Even before reading Or What You Will I was musing about the process of creating characters, since I’m having to do it again. In Book Six, yes; you would think I’d have enough of them by now. Point-of-view characters, yet, which is a deeper undertaking than inventing someone who’s only seen from the outside, though alike in many ways. In previous books I’ve burrowed into the heads of characters who already existed but hadn’t had the POV treatment (I guess that would be George in Time and Fevers, Beatrice and Andy in Time Goes By, Janet in Not Time’s Fool, and Rinaldo and Charles in The Seed Time). This time around, although there are plenty of familiar headspaces to visit, I’ve also jumped in Chapter One right into the POV of Neil Park. Remember Neil? I will forgive you if you don’t. He’s an employee of Constantine and Associates who’s been referred to multiple times but has never actually appeared in a scene. He makes his debut looking at the horizon in the middle of the Pacific Ocean, thinking about boats and detective novels.

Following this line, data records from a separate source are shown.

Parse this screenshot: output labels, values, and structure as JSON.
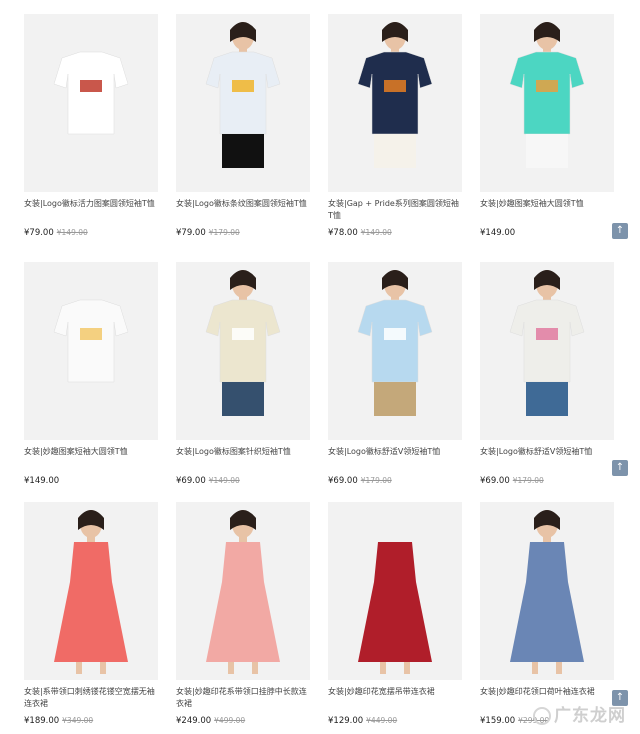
{
  "products": [
    {
      "title": "女装|Logo徽标活力图案圆领短袖T恤",
      "price": "¥79.00",
      "old_price": "¥149.00",
      "tag": "",
      "shirt": "#ffffff",
      "bottom": "#ffffff",
      "skin": false,
      "accent": "#c0392b"
    },
    {
      "title": "女装|Logo徽标条纹图案圆领短袖T恤",
      "price": "¥79.00",
      "old_price": "¥179.00",
      "tag": "",
      "shirt": "#e8eef5",
      "bottom": "#111111",
      "skin": true,
      "accent": "#f0b429"
    },
    {
      "title": "女装|Gap + Pride系列图案圆领短袖T恤",
      "price": "¥78.00",
      "old_price": "¥149.00",
      "tag": "",
      "shirt": "#1f2d4d",
      "bottom": "#f5f2ea",
      "skin": true,
      "accent": "#e67e22"
    },
    {
      "title": "女装|妙趣图案短袖大圆领T恤",
      "price": "¥149.00",
      "old_price": "",
      "tag": "",
      "shirt": "#4cd6c2",
      "bottom": "#f7f7f7",
      "skin": true,
      "accent": "#e6a040"
    },
    {
      "title": "女装|妙趣图案短袖大圆领T恤",
      "price": "¥149.00",
      "old_price": "",
      "tag": "",
      "shirt": "#fafafa",
      "bottom": "#fafafa",
      "skin": false,
      "accent": "#f2c86a"
    },
    {
      "title": "女装|Logo徽标图案针织短袖T恤",
      "price": "¥69.00",
      "old_price": "¥149.00",
      "tag": "",
      "shirt": "#ece6cf",
      "bottom": "#35506e",
      "skin": true,
      "accent": "#ffffff"
    },
    {
      "title": "女装|Logo徽标舒适V领短袖T恤",
      "price": "¥69.00",
      "old_price": "¥179.00",
      "tag": "",
      "shirt": "#b7d9ef",
      "bottom": "#c4a87a",
      "skin": true,
      "accent": "#ffffff"
    },
    {
      "title": "女装|Logo徽标舒适V领短袖T恤",
      "price": "¥69.00",
      "old_price": "¥179.00",
      "tag": "",
      "shirt": "#eeeeea",
      "bottom": "#3f6a96",
      "skin": true,
      "accent": "#e07aa0"
    },
    {
      "title": "女装|系带领口刺绣镂花镂空宽摆无袖连衣裙",
      "price": "¥189.00",
      "old_price": "¥349.00",
      "tag": "",
      "shirt": "#f06b66",
      "bottom": "#f06b66",
      "skin": true,
      "accent": "#f06b66"
    },
    {
      "title": "女装|妙趣印花系带领口挂脖中长款连衣裙",
      "price": "¥249.00",
      "old_price": "¥499.00",
      "tag": "",
      "shirt": "#f2a9a4",
      "bottom": "#f2a9a4",
      "skin": true,
      "accent": "#f2a9a4"
    },
    {
      "title": "女装|妙趣印花宽摆吊带连衣裙",
      "price": "¥129.00",
      "old_price": "¥449.00",
      "tag": "",
      "shirt": "#b01e2a",
      "bottom": "#b01e2a",
      "skin": false,
      "accent": "#b01e2a"
    },
    {
      "title": "女装|妙趣印花领口荷叶袖连衣裙",
      "price": "¥159.00",
      "old_price": "¥299.00",
      "tag": "",
      "shirt": "#6a86b5",
      "bottom": "#6a86b5",
      "skin": true,
      "accent": "#6a86b5"
    }
  ],
  "scroll_top_label": "↑",
  "watermark_text": "广东龙网"
}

Which does have something to do with how I invent characters. I don’t base characters on people I know or on myself, but I do find it helps to have a hook into every character, some personal trait or preoccupation that I share with them. Sometimes that’s something very general like shyness or dislike of confrontation or a tendency to wallow in unfair resentment; sometimes it’s small and extremely specific. One of the first times I noticed myself doing this was on the first appearance of Camilla Armitage in Time for Tea; she comes in on a slammed door, soaking wet and glorying in wind and rain. I have very little in common with Camilla overall, but when I was a teenager I used to go out in storms and ignore unpleasantness in favor of romance. I can still remember what that was like; I just have more sense now.

Characters are created to serve narrative purposes; it’s only after they fit themselves into the story that they become their own people. Well, usually. The hook referred to above is part of that process, but it doesn’t necessarily grab harder when I’ve decided that a character is going to share their POV with the reader. It’s just a useful shortcut, and not the same as “getting into the head” of someone who’s helping me tell my story. Or their story. Whichever it is. That is magic, and hard intellectual and emotional work, and luck.

Neil and I have the Golden Age mystery obsession in common (well, he’s probably more obsessed than I am, but that’s all to the good), and that could just be an unimportant character trait, but it seems like it’s going to be more. He’s going to end up doing some detective work, into the life of another character whose head I’m delving into for the first time. (I get to do his life in stages from childhood onward. At the moment I’m thinking out a scene in which he’s a teenager, and oh yikes.) Neil only has a portion of this book to do his thing, but it’s good that he likes to go straight at stuff and figure it out, because the other characters are suffering a lot and having disease symptoms and self-pity. Someone will have to give them a kick in their collective asses. Aha, narrative purpose.

And meanwhile I am rereading all the Campion books, and having great fun.

Anyway, I could talk about character creation all day, and will happily do so with other writers, but everyone else’s eyes glaze over after a bit, so I’ll stop.

Here is a stray cat we are feeding and maybe slowly making friends with, though it still runs away when we get too close.


There are characters like that, too, though I hope not to encounter any of them this time around.